**Robert Tung**

I am a rising sophomore Computer Science and Applied Math double major at Yale University. I've worked on projects including two years of Statistics Research at Texas State and applications like Check, an automated geo-fencing attendance application. My LinkedIn Profile can be found here: https://www.linkedin.com/in/robertrtung.

This summer I will be working with Dr. Byron Gao on a project related to Correlation-based Clustering, a sub-field of Data Mining.

**Week 1:**

Aside from all the introductions and talks this week, we got to start on our research as well. The process began with reading references on clustering in general, as well as the specific paper that included CONCOR, the algorithm most relevant to our work, and many tangential papers and surveys on related clustering topics. I made sure to gain a solid understanding of many of the types of clustering and, for the types of clustering that were related to CONCOR, an understanding of the most widely used algorithms right now. I also noted down parts of other algorithms that were useful, such as supported ways to determine optimal sample sizes and ways to pre-process data, in case this ever came up.

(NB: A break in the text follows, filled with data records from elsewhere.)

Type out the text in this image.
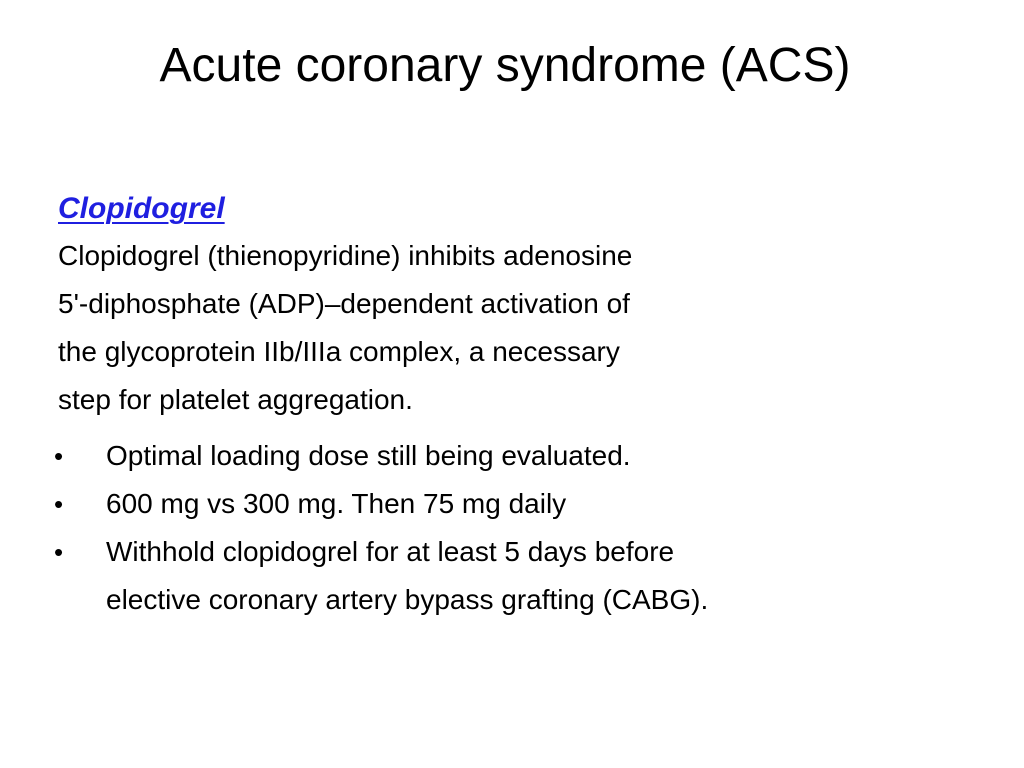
Acute coronary syndrome (ACS)
Clopidogrel

Clopidogrel (thienopyridine) inhibits adenosine
5'-diphosphate (ADP)–dependent activation of
the glycoprotein IIb/IIIa complex, a necessary
step for platelet aggregation.

•	Optimal loading dose still being evaluated.
•	600 mg vs 300 mg. Then 75 mg daily
•	Withhold clopidogrel for at least 5 days before
elective coronary artery bypass grafting (CABG).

This week, I also came up with ideas on how to improve the efficiency of the CONCOR algorithm, largely through limiting the number of times the product moment function would have to be called in each iteration. I took the time to write out mini-algorithms to implement these changes, and wrote out the algebra to show that they were valid. While doing this, I noted down any characteristics of CONCOR or tangential ideas I had that might come in handy with improving either the efficiency or the optimization of the algorithm.

**Week 2:**

Much of this week was spent in what might be thought of as taking a step back to fully understand and assess the topic. We realized that it would be important to figure out what the algorithm actually optimized and how it converges in order to fully understand how to improve it and what direction the project could take in the upcoming weeks. I spent a large part of the week coding simulations in Java to compare the algorithm to naive solutions of the k-means problem as well as a naive optimization of mean within-group correlations and a few other criteria. These same simulations were then used to determine if various types of normalization had any positive effects on the results, and whether the final cluster centers had any significance. Also, some algebra was done to show an invariance of results under linear transformation, and then we spent some time thinking about the direction of the project in the upcoming weeks. At this point, we planned to use samplings and modifications on the points of comparison to see if that has any beneficial effect.

At the end of the week, a presentation was given to the rest of the REU on the progress of the project so far.

**Week 3:**

This week started out with more exploration about the CONCOR algorithm. So far some of the ideas we had do seem to improve the efficiency of the algorithm, but others do so largely at the expense of the accuracy in optimization. Did a lot more simulation coding and got some numbers for things like how many anchors to compare to points with and how much error that would create. Also put in some thought to figuring out what the algorithm was doing and why it converges the way that it does.

We also got a chance to visit IBM this week. A lot of the things they talked about, whether with their work or with the experience of research in the industry, were pretty interesting and thought-provoking, and we got to see some of the cool things they were working on too.

**Weeks 4 and 5:**

In these two works, I continued my work with Dr. Gao, leading up to the second project presentation. Our project found a specific sort of focus in that we created a generalized version of the original algorithm, applicable to general random variables as well as the clustering application. From this, we made a conjecture about the behavior of the convergence of this algorithm, including all the cases it could go through and some subcases that behaved differently than normal. In addition, we considered other aspects such as the implications of a distance measure that satisfies the triangle inequality, how the algorithm would change with different correlation measures (such as the Spearman Rank Correlation Coefficient), and the effect of different factors on the quality of the resulting clustering (factors such as number of dimensions, amount of data and the sampling method used for the reference points). Finally, snapshots were generated to show the behavior of our algorithm on different datasets, and I began writing the paper for this project.

In addition to this, we got to visit SWRI this week, which was really interesting. It was nice to see a cool career path outside of either academia or working in the industry, and they were working on some really interesting projects.

**Week 6:**

Aside from spending a lot of time working through different proofs that were put into the paper, I also wrote some more simulations to look into factors of our new algorithm. For example, we wanted to see if we could find a way to use only a fixed number of reference points in an intelligent manner, which would increase the efficiency of our algorithm significantly. Since points that are farther away have been shown to be a better pick, we tried using a bounding rectangle on the dataset and taking either the corners or the midpoints of the edges as reference points, though this did not turn out to have as strong of results as we would have hoped. I also looked to see if some other concepts, such as mutual information, may improve our algorithm, and did some tests on the convergence implications of only correlation a subset of the columns. Aside from this, I spent some time generating snapshots and doing a short comparison of our algorithm with K-means.

Finally, we had a visit to Emerson this week. Though it was shorter than the rest, it was still very interesting to see what they were working on, and interesting to learn about the field they were in as a whole.